Pietro Taccogna – Lavoro
Il marinaio incapace sbaglia un nodo, il comandante incapace affonda la nave.
Il marinaio incapace sbaglia un nodo, il comandante incapace affonda la nave.
Ci hanno rubato i sogni, ci hanno rubato la dignità, ci hanno ingannati… noi che dovevamo essere la generazione privilegiata quella che nn avrebbe mai capito la gente del dopo guerra… guardiamo il mondo intorno a noi e vediamo macerie anche se di bombe nn ne sono cadute.
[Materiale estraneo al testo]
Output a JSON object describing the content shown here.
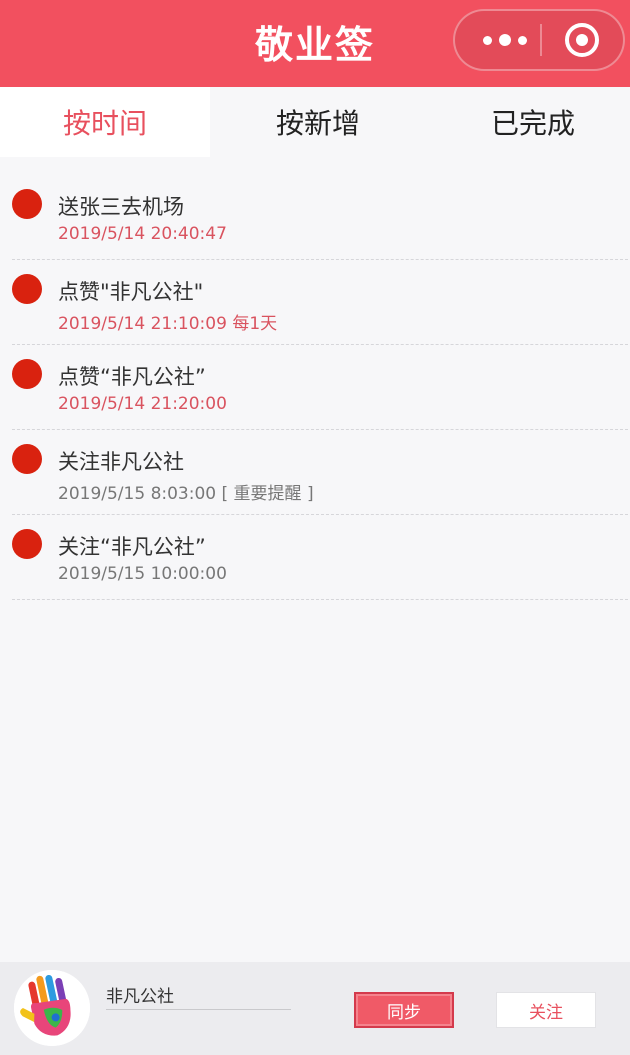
{
  "header": {
    "title": "敬业签",
    "more_icon": "more-dots-icon",
    "close_icon": "close-target-icon"
  },
  "tabs": [
    {
      "label": "按时间",
      "active": true
    },
    {
      "label": "按新增",
      "active": false
    },
    {
      "label": "已完成",
      "active": false
    }
  ],
  "items": [
    {
      "title": "送张三去机场",
      "time": "2019/5/14 20:40:47",
      "extra": "",
      "meta_color": "red"
    },
    {
      "title": "点赞\"非凡公社\"",
      "time": "2019/5/14 21:10:09",
      "extra": "每1天",
      "meta_color": "red"
    },
    {
      "title": "点赞“非凡公社”",
      "time": "2019/5/14 21:20:00",
      "extra": "",
      "meta_color": "red"
    },
    {
      "title": "关注非凡公社",
      "time": "2019/5/15 8:03:00",
      "extra": "[ 重要提醒 ]",
      "meta_color": "gray"
    },
    {
      "title": "关注“非凡公社”",
      "time": "2019/5/15 10:00:00",
      "extra": "",
      "meta_color": "gray"
    }
  ],
  "bottom_bar": {
    "name": "非凡公社",
    "sync_label": "同步",
    "follow_label": "关注",
    "avatar_icon": "colorful-hand-avatar"
  },
  "colors": {
    "header": "#f2505f",
    "accent": "#e8505e",
    "dot": "#d9220f",
    "meta_red": "#d9535f",
    "meta_gray": "#777777"
  }
}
Oggi in Italia come in Romania ti offrono tre o quattro euro all’ora comprese ferie, tredicesima, permessi, straordinari e in più il ricatto morale del ventunesimo secolo: “Se rompi i coglioni c’è gente che ha più fame di te!”. Spero tanto che arrivi presto il giorno in cui la gente capirà la differenza che c’è tra la fame “di pane” e la fame “di giustizia”
Ogni professione ha i suoi segreti… se non li avesse non sarebbe una professione.
Tecnocrati, sono quelli che, quando gli fai una domanda, una volta che hanno finito di rispondere non capisci più la domanda che hai fatto.
Ora che sono giunto quasi alla soglia della pensione, ho capito una cosa: il lavoro non è il mio ramo.
I veri insegnanti sono quelli che, imparando a correggersi, correggono umilmente i loro alunni attraverso l’istruzione e l’umanità. I falsi insegnanti sono soltanto inutili e presuntuose enciclopedie ambulanti.